The New Orleans Pelicans reached a new low on Thursday with a 99-88 loss to the Philadelphia 76ers at home. After the loss, New Orleans' fourth in a row and sixth in its last seven games, coach Alvin Gentry dismissed a question about his job security.

"I really don't give a s--- about my job status," Gentry told reporters. "I'm gonna work hard, and I'm gonna coach until the day they tell me I'm not the coach here anymore. It doesn't matter. I don't ever worry about that. That is not anything that I spend five seconds worrying about. My worry is that, 'How do I get the guys in the locker room to play at the level that I want 'em to?' That's where all my effort goes. It doesn't go anywhere else."
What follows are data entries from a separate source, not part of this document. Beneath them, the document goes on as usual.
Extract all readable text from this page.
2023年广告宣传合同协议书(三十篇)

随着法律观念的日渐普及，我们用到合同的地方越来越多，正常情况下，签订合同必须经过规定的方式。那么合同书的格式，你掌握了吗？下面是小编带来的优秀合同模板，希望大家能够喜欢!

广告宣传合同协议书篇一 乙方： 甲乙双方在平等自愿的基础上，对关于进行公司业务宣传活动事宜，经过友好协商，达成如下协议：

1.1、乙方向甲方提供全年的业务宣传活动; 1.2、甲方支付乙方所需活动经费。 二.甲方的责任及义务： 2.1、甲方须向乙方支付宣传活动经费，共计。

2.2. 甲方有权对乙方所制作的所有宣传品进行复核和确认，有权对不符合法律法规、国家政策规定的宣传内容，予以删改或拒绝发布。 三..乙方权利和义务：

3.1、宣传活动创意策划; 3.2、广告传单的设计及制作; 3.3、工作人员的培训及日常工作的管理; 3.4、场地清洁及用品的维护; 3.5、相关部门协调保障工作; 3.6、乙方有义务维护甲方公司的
The Pelicans are 7-16 on the season. If they built some momentum with their four game-winning streak when Jrue Holiday returned to the lineup, it is entirely gone now. Holiday has missed the last two games with turf toe, Buddy Hield is still shooting 27.7 percent from 3-point range and Anthony Davis desperately needs some help on offense. Gentry wasn't the only one who was on edge after the loss to Philadelphia, via ESPN's Justin Verrier:

Asked if this feels like a low point for the team, Pelicans star Anthony Davis replied, "Yup."
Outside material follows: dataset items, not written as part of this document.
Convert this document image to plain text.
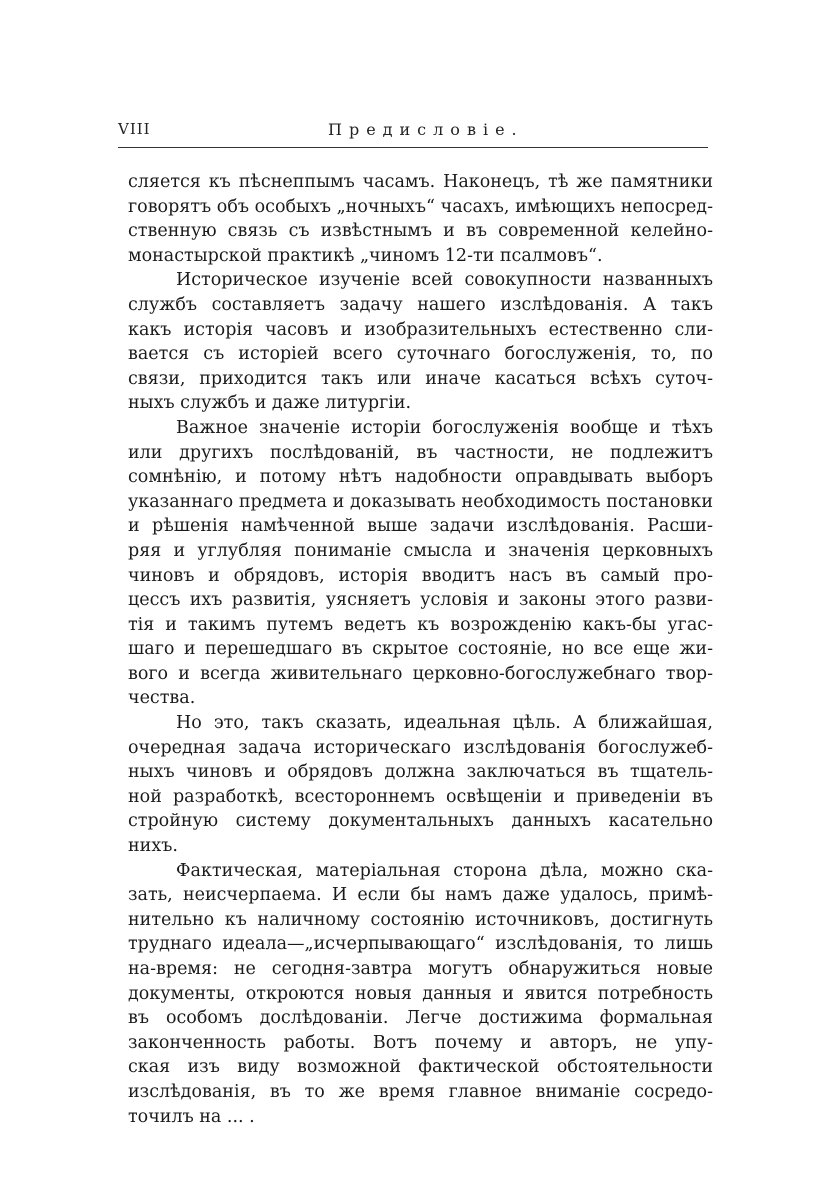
VIII	Предисловіе.
сляется къ пѣснеппымъ часамъ. Наконецъ, тѣ же памятники
говорятъ объ особыхъ „ночныхъ“ часахъ, имѣющихъ непосред-
ственную связь съ извѣстнымъ и въ современной келейно-
монастырской практикѣ „чиномъ 12-ти псалмовъ“.
Историческое изученіе всей совокупности названныхъ
службъ составляетъ задачу нашего изслѣдованія. А такъ
какъ исторія часовъ и изобразительныхъ естественно сли-
вается съ исторіей всего суточнаго богослуженія, то, по
связи, приходится такъ или иначе касаться всѣхъ суточ-
ныхъ службъ и даже литургіи.
Важное значеніе исторіи богослуженія вообще и тѣхъ
или другихъ послѣдованій, въ частности, не подлежитъ
сомнѣнію, и потому нѣтъ надобности оправдывать выборъ
указаннаго предмета и доказывать необходимость постановки
и рѣшенія намѣченной выше задачи изслѣдованія. Расши-
ряя и углубляя пониманіе смысла и значенія церковныхъ
чиновъ и обрядовъ, исторія вводитъ насъ въ самый про-
цессъ ихъ развитія, уясняетъ условія и законы этого разви-
тія и такимъ путемъ ведетъ къ возрожденію какъ-бы угас-
шаго и перешедшаго въ скрытое состояніе, но все еще жи-
вого и всегда живительнаго церковно-богослужебнаго твор-
чества.
Но это, такъ сказать, идеальная цѣль. А ближайшая,
очередная задача историческаго изслѣдованія богослужеб-
ныхъ чиновъ и обрядовъ должна заключаться въ тщатель-
ной разработкѣ, всестороннемъ освѣщеніи и приведеніи въ
стройную систему документальныхъ данныхъ касательно
нихъ.
Фактическая, матеріальная сторона дѣла, можно ска-
зать, неисчерпаема. И если бы намъ даже удалось, примѣ-
нительно къ наличному состоянію источниковъ, достигнуть
труднаго идеала—„исчерпывающаго“ изслѣдованія, то лишь
на-время: не сегодня-завтра могутъ обнаружиться новые
документы, откроются новыя данныя и явится потребность
въ особомъ дослѣдованіи. Легче достижима формальная
законченность работы. Вотъ почему и авторъ, не упу-
ская изъ виду возможной фактической обстоятельности
изслѣдованія, въ то же время главное вниманіе сосредо-
точилъ на ... .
Asked if this is the most frustrated he has been after a loss in his five seasons in New Orleans, Davis replied, "Yup."


"Even when we won, I thought it was fool's gold," Pelicans forward Solomon Hill said. "We won games, but our ball movement is nonexistent. We come down, pick-and-roll and throw it to AD, and you just have AD scoring over three people. We want to get him in position where it's two at [most], or one.

"We have to come down [and] move the ball, move the ball and then get it to AD. I think we just come down and throw it right to him and we just wait and watch. We can say we want ball movement, but when he's going, everybody's out there watching."

It's easy to feel bad for Gentry and the Pelicans. He has not been set up for success, and they have not been fully healthy for years now. Their opponents, however, have absolutely no sympathy, and nor should they. As San Antonio Spurs coach Gregg Popovich put it on Thursday, "you have to participate in your own recovery." If New Orleans is going to get out of this hole, it has to share the ball and be disciplined on defense. Otherwise, it will keep losing, even against the likes of the lowly Sixers.